Most kids at this time of year get ready to write letters to Santa Claus, but many children of undocumented immigrants now prefer to write President Barack Obama begging him to stop the deportations that are breaking up their families.

The campaign of the National Domestic Workers Alliance under the slogan "We Belong Together" aims to send the president letters from youngsters directly affected by the government's deportation policy.

"The message we want to send is that no children should be separated from their parents because of immigration laws," Marianna Viturra, deputy director of NDWA, told Efe.

The campaign that was launched Nov. 15 and ends Dec. 8 with an event in Washington, during which a number of kids will deliver letters to Congress and the White House, has collected 4,820 letters to date.

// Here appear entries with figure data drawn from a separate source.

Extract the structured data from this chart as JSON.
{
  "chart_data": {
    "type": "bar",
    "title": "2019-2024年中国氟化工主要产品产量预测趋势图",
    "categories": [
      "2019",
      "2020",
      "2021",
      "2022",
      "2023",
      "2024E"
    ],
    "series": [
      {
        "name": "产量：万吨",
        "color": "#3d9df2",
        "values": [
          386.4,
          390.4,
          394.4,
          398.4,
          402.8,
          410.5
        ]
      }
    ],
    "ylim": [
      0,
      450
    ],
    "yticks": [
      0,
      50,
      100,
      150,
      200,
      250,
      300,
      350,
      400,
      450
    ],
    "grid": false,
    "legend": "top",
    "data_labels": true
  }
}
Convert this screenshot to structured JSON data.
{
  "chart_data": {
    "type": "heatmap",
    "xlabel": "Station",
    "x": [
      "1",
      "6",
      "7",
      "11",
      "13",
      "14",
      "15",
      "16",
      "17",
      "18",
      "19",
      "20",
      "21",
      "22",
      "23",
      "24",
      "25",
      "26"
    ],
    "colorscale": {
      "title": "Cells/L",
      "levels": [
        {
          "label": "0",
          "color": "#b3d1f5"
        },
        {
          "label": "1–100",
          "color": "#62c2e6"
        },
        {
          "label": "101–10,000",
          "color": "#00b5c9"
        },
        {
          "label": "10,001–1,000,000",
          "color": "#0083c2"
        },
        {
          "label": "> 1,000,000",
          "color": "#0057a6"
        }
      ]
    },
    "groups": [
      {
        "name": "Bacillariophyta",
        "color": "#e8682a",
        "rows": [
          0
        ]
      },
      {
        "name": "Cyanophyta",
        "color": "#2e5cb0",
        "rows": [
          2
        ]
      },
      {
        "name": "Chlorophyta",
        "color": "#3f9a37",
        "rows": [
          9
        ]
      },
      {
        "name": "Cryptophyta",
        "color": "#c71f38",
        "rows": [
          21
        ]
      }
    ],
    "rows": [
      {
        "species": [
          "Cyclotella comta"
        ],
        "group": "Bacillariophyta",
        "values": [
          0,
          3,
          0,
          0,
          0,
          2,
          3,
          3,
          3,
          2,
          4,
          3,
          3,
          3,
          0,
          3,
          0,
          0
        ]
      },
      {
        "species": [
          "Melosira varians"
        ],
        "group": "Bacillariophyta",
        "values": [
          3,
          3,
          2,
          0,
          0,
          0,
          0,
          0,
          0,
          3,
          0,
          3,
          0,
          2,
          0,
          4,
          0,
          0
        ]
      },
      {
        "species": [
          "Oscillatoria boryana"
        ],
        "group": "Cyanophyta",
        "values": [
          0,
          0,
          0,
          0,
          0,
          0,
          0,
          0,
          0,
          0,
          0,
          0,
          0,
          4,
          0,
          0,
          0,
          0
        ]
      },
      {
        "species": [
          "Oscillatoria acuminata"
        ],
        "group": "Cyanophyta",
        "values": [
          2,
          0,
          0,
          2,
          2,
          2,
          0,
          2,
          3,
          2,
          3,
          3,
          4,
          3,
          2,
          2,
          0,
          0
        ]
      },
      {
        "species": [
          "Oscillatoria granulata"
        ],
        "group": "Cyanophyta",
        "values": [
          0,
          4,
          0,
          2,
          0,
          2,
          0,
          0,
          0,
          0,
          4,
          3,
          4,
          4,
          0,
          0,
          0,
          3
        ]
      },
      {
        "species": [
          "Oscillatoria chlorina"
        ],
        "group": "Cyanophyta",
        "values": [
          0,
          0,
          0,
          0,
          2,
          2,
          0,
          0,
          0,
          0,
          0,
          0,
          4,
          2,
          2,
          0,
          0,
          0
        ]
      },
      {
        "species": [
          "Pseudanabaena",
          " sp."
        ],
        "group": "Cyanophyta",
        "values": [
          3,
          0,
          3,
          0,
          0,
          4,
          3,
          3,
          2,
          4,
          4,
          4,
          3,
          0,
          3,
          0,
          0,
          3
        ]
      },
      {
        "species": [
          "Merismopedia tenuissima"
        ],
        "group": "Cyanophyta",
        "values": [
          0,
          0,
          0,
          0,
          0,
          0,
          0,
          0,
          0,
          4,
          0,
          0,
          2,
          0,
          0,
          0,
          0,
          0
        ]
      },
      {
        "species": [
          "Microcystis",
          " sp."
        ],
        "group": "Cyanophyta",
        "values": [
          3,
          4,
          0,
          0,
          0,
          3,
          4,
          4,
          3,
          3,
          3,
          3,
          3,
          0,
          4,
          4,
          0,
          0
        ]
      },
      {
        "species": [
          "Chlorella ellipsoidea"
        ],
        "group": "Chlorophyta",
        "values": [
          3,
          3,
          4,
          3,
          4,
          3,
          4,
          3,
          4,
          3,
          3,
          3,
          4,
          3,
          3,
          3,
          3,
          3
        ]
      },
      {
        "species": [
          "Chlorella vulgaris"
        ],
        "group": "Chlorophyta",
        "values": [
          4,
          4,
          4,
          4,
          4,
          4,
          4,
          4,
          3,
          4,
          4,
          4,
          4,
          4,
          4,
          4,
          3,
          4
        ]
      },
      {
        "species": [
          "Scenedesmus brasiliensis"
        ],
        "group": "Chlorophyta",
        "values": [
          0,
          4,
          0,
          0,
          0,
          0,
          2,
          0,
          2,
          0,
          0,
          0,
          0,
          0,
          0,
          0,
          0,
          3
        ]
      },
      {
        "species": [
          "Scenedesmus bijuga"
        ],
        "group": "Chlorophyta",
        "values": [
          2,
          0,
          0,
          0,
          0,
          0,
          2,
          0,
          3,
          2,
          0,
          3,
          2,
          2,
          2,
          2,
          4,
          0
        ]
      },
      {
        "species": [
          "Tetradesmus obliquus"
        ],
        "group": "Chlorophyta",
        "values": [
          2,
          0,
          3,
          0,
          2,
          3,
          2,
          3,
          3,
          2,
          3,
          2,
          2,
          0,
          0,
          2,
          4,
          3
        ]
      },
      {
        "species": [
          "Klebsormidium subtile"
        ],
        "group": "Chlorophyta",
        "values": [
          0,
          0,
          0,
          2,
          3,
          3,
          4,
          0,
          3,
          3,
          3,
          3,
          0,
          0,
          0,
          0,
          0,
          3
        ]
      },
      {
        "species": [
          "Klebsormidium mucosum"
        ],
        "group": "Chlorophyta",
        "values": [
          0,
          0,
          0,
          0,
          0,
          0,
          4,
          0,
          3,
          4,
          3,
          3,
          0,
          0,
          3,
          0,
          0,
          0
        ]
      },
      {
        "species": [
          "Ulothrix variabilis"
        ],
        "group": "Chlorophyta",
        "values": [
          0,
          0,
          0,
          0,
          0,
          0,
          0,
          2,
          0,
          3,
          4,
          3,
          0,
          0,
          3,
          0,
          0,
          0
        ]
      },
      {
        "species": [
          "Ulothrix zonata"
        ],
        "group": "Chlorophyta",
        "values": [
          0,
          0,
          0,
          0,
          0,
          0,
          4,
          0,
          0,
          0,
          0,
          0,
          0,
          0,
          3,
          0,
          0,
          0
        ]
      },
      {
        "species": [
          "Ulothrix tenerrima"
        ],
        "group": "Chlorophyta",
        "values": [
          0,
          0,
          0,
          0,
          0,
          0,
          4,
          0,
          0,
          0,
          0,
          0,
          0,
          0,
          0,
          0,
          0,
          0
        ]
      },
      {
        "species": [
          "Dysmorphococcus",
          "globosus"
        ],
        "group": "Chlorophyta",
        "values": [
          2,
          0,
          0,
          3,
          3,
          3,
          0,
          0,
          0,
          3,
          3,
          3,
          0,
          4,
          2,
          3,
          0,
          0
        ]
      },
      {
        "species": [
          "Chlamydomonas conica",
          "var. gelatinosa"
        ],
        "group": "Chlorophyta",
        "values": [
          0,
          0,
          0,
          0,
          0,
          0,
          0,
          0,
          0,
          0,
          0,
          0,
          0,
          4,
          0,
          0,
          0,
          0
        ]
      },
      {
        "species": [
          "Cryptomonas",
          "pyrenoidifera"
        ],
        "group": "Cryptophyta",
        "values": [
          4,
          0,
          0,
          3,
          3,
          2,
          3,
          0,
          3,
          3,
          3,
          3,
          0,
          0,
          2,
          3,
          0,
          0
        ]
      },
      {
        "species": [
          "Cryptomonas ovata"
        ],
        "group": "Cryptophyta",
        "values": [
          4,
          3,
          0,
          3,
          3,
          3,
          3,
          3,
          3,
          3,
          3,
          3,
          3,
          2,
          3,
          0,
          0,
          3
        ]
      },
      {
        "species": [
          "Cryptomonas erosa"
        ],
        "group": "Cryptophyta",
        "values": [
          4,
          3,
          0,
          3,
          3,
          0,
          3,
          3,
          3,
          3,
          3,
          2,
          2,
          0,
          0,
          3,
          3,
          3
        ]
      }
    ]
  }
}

"At this festive time when we express our wishes it's important for youngsters to be able to say what they would like, and part of what they wish for is to be with their parents and their families and that these families stay in our communities," the activist said.

In one of these missives, young Ana Gisel asks the president if he could give her a present: "The present that I'd love you to give me is a law saying no more deportations."

"The voices of children on the subject are pretty strong and we hope the White House will listen to us," she says.

Among the local organizations taking part in the campaign is the Georgia Latino Alliance for Human Rights, which up to now has collected 540 letters.

The message we want to send is that no children should be separated from their parents because of immigration laws.

- Marianna Viturra, deputy director of NDWA

"In the week and a half we've been with the campaign, we've seen kids very beautifully taking part, many of them born in the United States, asking that their families not be deported," Adelina Nicholls, executive director of GLAHR, told Efe.

The suffering and "emotional impact" to children caused by families being separated will have enormous consequences as they grow up, she said.

"It's important that the kids themselves, in their own words, with their own drawings and ideas, write to President Barack Obama about what they feel and the worries they have about deportations," Nicholls said.

According to a study by the Applied Research Center, more than 5,000 children of immigrants have been living in foster care since their parents were deported.

The report, "Shattered Families," estimates that 15,000 other minors will suffer the same tragedy over the next five years if no change is made to the government's deportation policy.